Blood plasma is a yellowish liquid component of blood that holds the blood cells in whole blood in suspension. It is the liquid part of the blood that carries cells and proteins throughout the body. It makes up about 55% of the body’s total blood volume. It is the intravascular fluid part of extracellular fluid (all body fluid outside cells). It is mostly water (up to 95% by volume), and contains dissolved proteins (6–8%) (e.g. serum albumins, globulins, and fibrinogen), glucose, clotting factors, electrolytes (Na+, Ca2+, Mg2+, HCO3−, Cl−, etc.), hormones, carbon dioxide (plasma being the main medium for excretory product transportation) and oxygen. It plays a vital role in an intravascular osmotic effect that keeps electrolyte concentration balanced and protects the body from infection and other blood disorders.
- Serum Received from Clotted Blood.
- Plasma Received from anticoagulant blood
Plasma preparation
Collect whole blood into commercially available anticoagulant-treated tubes e.g., EDTA-treated (lavender tops) or citrate-treated (light blue tops). Heparinized tubes (green tops) are indicated for some applications; however, heparin can often be contaminated with endotoxin, which can stimulate white blood cells to release cytokines. Cells are removed from plasma by centrifugation for 10 minutes at 1,000–2,000 x g using a refrigerated centrifuge. Centrifugation for 15 minutes at 2,000 x g depletes platelets in the plasma sample.
Specimen Containers
- Red-top tube: Contains no anticoagulant or preservative.

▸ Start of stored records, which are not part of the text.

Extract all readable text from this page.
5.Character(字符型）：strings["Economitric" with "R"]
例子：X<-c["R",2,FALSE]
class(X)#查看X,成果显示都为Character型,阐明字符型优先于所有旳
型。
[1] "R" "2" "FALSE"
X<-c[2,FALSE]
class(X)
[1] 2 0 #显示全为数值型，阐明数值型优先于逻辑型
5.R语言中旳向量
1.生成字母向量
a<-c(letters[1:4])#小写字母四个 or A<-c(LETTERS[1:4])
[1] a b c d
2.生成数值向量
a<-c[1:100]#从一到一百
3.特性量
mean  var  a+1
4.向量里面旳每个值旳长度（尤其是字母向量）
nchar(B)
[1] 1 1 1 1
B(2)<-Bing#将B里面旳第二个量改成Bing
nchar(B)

- Mottled red/gray-top, gold-top, or cherry red-top (gel-barrier) tube: Contains clot activator and gel for separating serum from cells, but not anticoagulant. Do not use gel-barrier tubes to submit specimens for therapeutic drug monitoring. Always check the test description to determine whether a gel-barrier tube is acceptable.
- Lavender-top tube: Contains K2 EDTA.
- Gray-top tube: Contains sodium fluoride (a preservative) and potassium oxalate (an anticoagulant).

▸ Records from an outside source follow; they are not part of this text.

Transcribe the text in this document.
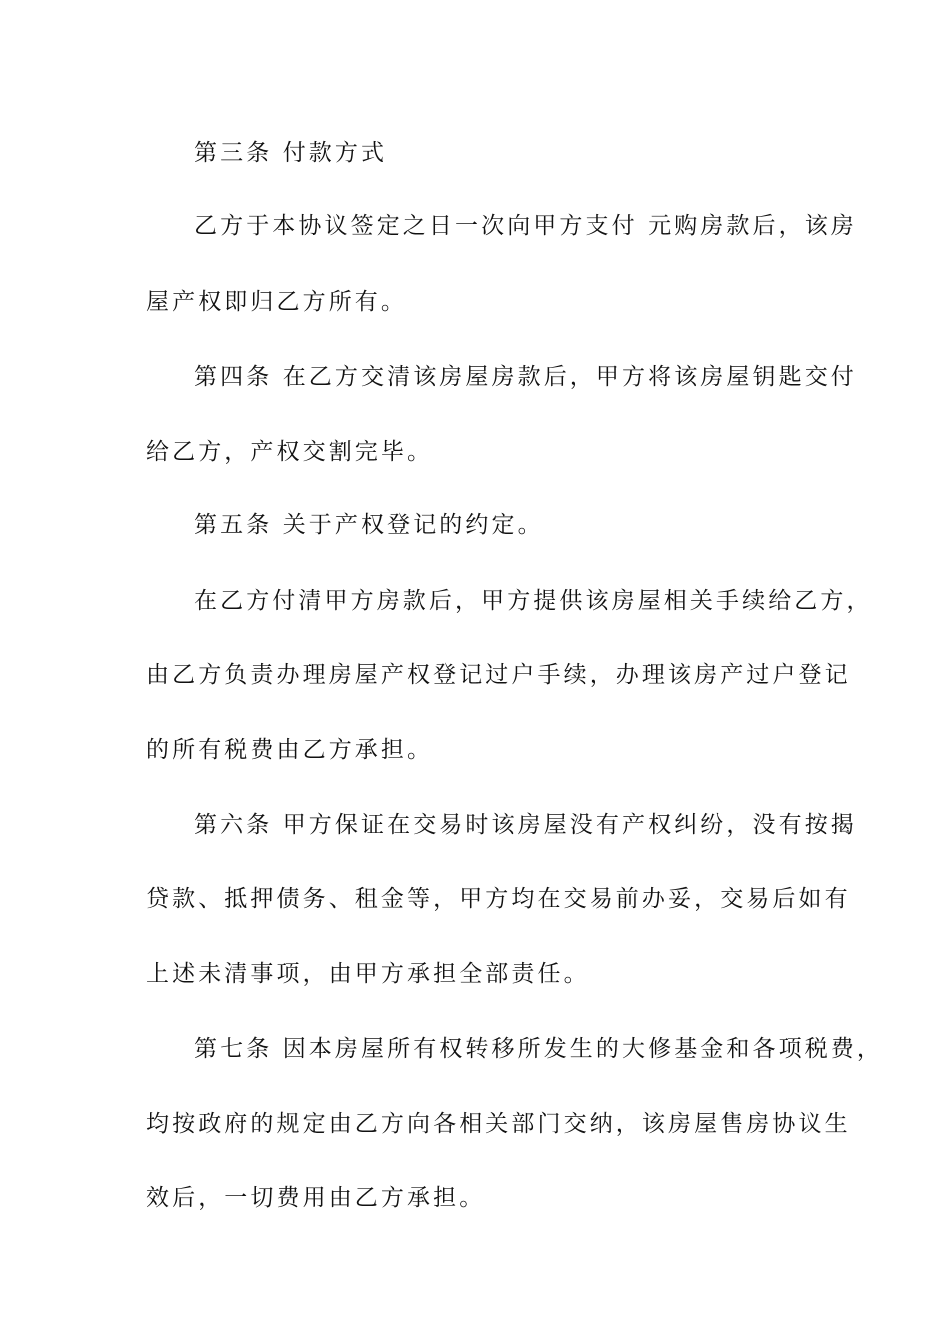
第三条 付款方式
乙方于本协议签定之日一次向甲方支付 元购房款后，该房
屋产权即归乙方所有。
第四条 在乙方交清该房屋房款后，甲方将该房屋钥匙交付
给乙方，产权交割完毕。
第五条 关于产权登记的约定。
在乙方付清甲方房款后，甲方提供该房屋相关手续给乙方，
由乙方负责办理房屋产权登记过户手续，办理该房产过户登记
的所有税费由乙方承担。
第六条 甲方保证在交易时该房屋没有产权纠纷，没有按揭
贷款、抵押债务、租金等，甲方均在交易前办妥，交易后如有
上述未清事项，由甲方承担全部责任。
第七条 因本房屋所有权转移所发生的大修基金和各项税费，
均按政府的规定由乙方向各相关部门交纳，该房屋售房协议生
效后，一切费用由乙方承担。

- Blue-top tube (also light blue-top tube): Contains sodium citrate. Be sure to use only tubes with a 3.2% sodium citrate concentration. These are easily identified by the yellow diagonal stripes on the label.
- Green-top tube: Contains sodium heparin or lithium heparin.
- Yellow-top tube: Contains acid citrate dextrose (ACD) solution.
- Royal blue-top tube: Contains sodium EDTA for trace metal studies. Some royal blue-top tubes do not contain EDTA.
- Tan-top tube: Contains sodium EDTA for blood lead analysis.
- Plasma Preparation Tube (PPT™): Contains EDTA.